Colorado Springs News, Sports & Business

Girls' golf: Course closures send teams scrambling for practice sites

By Brent W. New preps@gazette.com - Published: March 2, 2014

Waiting around for the first tournaments of the high school girls' golf season to be called up to the tee box, Rampart coach Brad Keating is just thankful his team can take part in practice rounds without any obstacles.

It's a luxury not every area team will have this season. The closures of north-side golf courses King's Deer Golf Club and Gleneagle Golf Club have left some Colorado Springs high school girls' golf teams struggling to find a place to practice their swings.

And with only a handful of 18-hole public courses left in Colorado Springs, the solution does not appear to be an easy one.

PGA professional Keating, who found a place for the Rams' team at his employer's course (Springs Ranch Golf Club), echoed the sentiment of numerous area coaches who are all worried about the state of girls' golf.

Headed into the 2014 season, Keating said he doesn't know how some area teams will sustain consistent practice with all of the golf courses that already have closed their doors, as well as deal with the other course closings that may soon follow.

"When a lot of these courses were built they were hoping for $40-$60 fees for a round of 18 - but people weren't coming. So they had to drop it," Keating said. "And with $25-$35 fees, some courses are just getting by.

"And just because a lot of these high school teams lost their golf course, it's not like they can just go to another one real easily. These places need to make money to survive, and having teams take over the course at 3 in the afternoon isn't always the best way for them to do that."

Instead of tossing its girls' golf programs to the curb, however, most area schools are trying to adapt.

For some schools, that's meant a quick fix.

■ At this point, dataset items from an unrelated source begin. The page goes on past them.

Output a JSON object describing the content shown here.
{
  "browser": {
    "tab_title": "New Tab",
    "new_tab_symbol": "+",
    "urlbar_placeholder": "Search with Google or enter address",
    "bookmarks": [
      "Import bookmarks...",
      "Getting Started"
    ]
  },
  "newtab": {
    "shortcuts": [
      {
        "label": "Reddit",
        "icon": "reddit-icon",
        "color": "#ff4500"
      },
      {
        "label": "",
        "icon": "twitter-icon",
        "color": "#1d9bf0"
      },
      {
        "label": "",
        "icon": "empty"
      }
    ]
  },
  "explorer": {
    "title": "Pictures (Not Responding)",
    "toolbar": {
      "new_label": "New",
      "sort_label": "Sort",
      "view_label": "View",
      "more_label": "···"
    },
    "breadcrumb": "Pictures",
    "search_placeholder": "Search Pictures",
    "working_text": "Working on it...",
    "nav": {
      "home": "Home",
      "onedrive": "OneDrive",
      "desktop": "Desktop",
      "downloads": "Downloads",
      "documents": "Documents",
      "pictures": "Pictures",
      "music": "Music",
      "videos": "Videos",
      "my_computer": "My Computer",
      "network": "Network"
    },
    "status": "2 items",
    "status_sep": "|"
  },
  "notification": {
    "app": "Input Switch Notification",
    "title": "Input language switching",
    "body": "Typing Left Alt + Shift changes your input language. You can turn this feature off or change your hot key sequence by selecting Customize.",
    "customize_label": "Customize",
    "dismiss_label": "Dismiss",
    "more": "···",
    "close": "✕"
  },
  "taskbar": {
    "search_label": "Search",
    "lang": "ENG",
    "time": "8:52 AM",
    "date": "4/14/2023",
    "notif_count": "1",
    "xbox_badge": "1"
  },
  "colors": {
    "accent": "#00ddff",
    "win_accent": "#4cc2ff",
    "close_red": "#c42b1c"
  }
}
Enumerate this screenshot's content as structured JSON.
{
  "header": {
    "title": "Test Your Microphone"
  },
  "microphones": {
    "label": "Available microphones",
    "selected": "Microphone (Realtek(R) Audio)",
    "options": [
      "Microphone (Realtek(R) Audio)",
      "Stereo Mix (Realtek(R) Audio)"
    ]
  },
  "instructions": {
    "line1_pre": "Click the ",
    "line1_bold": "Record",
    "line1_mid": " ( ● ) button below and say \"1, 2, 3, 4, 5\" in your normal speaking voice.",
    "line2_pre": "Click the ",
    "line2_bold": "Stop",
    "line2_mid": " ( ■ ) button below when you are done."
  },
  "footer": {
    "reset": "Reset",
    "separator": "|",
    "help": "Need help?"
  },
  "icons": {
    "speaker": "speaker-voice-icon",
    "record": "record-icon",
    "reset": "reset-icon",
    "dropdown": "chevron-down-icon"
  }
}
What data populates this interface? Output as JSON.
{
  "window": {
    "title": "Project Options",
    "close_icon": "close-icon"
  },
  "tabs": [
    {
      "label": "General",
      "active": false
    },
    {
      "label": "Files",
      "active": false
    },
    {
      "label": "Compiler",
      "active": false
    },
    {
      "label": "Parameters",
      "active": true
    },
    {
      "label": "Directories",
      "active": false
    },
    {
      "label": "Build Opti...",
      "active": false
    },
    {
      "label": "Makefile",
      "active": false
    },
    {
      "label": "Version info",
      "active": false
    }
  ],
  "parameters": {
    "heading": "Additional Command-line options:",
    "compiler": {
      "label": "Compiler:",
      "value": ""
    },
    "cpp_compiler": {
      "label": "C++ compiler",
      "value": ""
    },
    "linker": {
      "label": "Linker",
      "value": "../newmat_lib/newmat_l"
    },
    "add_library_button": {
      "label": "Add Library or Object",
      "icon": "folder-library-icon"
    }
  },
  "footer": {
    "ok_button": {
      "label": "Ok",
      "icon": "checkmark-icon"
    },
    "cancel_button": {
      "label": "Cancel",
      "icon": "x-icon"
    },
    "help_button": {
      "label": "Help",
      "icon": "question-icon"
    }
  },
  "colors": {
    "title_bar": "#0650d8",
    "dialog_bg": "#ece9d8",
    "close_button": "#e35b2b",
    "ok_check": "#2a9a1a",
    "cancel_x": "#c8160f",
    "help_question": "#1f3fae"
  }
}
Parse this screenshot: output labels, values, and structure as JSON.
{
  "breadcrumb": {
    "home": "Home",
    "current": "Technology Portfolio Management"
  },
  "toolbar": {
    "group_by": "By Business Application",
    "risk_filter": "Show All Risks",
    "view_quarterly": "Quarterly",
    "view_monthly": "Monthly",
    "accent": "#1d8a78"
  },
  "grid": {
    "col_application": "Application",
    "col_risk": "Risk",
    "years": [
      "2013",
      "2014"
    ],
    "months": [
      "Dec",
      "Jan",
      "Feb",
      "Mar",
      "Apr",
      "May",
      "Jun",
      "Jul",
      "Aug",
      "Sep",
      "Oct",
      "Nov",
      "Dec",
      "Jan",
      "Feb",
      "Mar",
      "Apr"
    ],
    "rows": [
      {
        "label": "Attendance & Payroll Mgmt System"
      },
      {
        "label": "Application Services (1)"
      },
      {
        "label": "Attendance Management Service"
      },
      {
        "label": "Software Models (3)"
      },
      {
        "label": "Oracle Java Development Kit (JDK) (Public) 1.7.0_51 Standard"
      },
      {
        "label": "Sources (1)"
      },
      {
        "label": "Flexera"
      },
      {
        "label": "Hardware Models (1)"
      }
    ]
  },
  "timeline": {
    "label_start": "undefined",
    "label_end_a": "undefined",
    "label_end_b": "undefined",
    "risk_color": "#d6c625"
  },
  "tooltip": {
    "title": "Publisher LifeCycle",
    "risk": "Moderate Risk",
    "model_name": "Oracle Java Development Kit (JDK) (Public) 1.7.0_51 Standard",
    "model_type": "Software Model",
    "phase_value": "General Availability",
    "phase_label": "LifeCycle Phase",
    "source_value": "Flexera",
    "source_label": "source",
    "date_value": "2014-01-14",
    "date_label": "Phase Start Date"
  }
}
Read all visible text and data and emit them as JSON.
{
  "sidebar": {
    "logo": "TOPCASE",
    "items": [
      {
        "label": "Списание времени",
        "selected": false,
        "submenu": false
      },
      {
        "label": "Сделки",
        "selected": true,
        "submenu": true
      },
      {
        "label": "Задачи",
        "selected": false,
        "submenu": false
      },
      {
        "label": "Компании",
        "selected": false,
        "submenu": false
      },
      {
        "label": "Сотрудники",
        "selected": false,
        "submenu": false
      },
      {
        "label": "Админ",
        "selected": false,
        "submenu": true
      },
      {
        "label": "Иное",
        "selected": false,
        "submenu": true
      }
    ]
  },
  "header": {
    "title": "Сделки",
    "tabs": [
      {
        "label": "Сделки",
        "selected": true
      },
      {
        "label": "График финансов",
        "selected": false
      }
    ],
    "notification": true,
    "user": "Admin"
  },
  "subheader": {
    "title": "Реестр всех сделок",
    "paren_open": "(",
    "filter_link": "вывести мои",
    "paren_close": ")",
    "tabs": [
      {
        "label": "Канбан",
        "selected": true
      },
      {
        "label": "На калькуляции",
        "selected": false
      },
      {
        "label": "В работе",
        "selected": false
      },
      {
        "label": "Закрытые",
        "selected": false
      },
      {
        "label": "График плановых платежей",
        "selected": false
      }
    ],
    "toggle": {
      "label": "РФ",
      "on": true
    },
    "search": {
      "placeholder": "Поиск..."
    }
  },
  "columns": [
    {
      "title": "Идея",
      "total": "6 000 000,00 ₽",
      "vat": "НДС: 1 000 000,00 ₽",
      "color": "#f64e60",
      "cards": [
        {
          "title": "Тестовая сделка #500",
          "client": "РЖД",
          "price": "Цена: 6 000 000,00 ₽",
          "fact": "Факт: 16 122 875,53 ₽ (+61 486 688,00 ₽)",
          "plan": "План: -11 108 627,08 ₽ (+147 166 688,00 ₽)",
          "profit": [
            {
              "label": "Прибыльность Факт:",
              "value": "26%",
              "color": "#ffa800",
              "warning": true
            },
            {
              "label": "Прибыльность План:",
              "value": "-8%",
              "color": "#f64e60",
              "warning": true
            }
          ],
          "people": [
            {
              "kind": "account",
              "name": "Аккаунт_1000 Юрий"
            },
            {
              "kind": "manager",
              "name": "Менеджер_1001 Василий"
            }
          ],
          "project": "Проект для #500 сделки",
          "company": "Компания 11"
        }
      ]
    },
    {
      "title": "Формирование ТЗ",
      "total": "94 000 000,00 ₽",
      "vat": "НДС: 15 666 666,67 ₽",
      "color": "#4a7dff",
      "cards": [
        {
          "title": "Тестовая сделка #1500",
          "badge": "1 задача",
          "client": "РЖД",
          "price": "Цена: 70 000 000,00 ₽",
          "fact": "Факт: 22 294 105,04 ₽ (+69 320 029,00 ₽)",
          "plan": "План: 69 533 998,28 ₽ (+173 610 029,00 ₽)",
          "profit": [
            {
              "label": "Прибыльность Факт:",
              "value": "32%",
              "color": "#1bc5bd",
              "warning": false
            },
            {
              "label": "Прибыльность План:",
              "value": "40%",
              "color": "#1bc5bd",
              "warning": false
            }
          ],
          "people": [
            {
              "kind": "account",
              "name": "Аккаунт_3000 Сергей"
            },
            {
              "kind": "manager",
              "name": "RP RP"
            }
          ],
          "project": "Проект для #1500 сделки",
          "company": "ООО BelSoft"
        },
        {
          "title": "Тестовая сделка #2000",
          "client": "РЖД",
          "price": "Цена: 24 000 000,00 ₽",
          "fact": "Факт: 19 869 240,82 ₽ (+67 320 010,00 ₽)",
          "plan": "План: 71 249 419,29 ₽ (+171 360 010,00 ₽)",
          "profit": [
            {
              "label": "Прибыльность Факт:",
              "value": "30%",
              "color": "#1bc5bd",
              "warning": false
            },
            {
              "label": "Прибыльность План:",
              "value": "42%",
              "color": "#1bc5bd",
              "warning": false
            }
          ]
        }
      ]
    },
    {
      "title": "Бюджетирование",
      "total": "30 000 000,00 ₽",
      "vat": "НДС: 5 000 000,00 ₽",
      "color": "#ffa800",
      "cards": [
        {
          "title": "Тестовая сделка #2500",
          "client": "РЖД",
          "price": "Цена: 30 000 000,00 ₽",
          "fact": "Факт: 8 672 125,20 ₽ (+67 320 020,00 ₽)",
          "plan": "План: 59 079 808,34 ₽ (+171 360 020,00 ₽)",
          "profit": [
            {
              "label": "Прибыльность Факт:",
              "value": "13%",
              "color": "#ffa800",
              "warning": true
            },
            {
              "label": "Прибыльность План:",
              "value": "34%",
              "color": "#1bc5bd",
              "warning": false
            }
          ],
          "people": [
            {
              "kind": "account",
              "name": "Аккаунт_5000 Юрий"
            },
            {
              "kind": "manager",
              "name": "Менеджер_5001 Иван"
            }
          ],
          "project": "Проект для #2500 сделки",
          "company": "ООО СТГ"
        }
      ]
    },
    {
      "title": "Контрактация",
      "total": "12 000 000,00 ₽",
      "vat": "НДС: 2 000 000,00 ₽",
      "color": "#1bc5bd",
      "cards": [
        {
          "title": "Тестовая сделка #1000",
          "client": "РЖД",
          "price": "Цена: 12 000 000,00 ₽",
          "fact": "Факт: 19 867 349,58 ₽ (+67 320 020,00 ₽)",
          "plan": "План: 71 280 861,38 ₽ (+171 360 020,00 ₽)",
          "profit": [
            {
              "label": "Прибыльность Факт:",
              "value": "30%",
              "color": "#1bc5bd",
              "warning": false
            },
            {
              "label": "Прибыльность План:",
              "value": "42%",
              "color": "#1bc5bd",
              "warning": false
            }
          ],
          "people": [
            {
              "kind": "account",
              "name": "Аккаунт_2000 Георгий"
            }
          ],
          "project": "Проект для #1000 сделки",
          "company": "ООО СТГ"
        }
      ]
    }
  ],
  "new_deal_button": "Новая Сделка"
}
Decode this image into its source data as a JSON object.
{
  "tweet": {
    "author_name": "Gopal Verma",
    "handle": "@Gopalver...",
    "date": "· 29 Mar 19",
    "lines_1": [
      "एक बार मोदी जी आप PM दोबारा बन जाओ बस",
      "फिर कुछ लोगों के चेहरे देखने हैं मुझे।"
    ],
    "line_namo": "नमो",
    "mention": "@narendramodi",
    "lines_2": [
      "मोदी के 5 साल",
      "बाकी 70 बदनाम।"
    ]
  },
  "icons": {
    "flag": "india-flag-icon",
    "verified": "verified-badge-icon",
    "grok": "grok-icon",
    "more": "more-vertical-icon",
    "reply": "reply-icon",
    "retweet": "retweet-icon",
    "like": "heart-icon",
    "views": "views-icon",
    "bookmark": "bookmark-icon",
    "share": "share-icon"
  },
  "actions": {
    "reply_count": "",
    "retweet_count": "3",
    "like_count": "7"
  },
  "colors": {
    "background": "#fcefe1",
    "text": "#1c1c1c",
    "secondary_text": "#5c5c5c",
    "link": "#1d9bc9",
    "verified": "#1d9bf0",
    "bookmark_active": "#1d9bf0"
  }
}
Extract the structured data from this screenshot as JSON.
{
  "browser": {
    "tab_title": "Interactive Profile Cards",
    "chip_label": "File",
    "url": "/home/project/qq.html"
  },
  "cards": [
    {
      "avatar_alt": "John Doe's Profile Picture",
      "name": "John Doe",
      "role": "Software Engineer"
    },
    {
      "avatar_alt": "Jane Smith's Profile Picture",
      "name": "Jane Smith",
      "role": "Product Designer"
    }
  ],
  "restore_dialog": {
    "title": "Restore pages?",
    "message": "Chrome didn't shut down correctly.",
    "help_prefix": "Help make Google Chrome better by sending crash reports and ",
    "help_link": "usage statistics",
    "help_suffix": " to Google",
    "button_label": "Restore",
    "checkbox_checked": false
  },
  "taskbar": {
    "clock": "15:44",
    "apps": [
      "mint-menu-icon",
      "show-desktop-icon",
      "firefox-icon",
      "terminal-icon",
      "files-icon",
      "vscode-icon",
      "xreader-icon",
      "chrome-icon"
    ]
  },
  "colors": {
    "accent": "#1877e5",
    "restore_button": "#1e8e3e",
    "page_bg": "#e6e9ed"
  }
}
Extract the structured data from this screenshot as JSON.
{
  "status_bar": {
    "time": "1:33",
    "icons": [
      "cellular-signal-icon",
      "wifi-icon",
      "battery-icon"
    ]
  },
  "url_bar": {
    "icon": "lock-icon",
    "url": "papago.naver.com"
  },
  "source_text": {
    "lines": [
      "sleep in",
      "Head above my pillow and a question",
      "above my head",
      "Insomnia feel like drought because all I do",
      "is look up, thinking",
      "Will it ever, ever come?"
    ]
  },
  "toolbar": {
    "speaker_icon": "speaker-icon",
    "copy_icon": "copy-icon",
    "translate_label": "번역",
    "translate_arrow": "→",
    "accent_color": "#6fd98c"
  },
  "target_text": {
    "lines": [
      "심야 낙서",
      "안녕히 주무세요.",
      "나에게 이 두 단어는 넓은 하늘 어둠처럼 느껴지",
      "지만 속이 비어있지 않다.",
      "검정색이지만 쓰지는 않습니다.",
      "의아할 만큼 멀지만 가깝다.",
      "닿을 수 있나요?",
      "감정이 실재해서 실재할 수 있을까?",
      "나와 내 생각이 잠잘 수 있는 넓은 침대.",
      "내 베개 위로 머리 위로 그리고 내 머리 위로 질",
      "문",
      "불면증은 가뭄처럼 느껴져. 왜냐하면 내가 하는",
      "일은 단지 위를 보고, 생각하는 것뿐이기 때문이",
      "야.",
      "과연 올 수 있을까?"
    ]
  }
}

Rampart's and Lewis-Palmer's girls' programs moved to Springs Ranch and Monument Hill Country Club, respectively - a decision that may be more problematic in the fall for the boys' season when golf courses are in higher demand to the general public.

"We don't know what's going to happen with everything," Rangers coach Nate Strycker said. "With these closing, it's tough to know the future. We'll just do our best."

And for other school programs, it's a work in progress. The Classical Academy coach Bob Gravelle said the Titans will pay greens fees at Eisenhower Golf Course to get some practice this season.

"Usually each girl pays a lump sum to play at their home course," Gravelle said. "But this year, we'll have to try out some things and see what happens."

Area tournaments start in mid-March.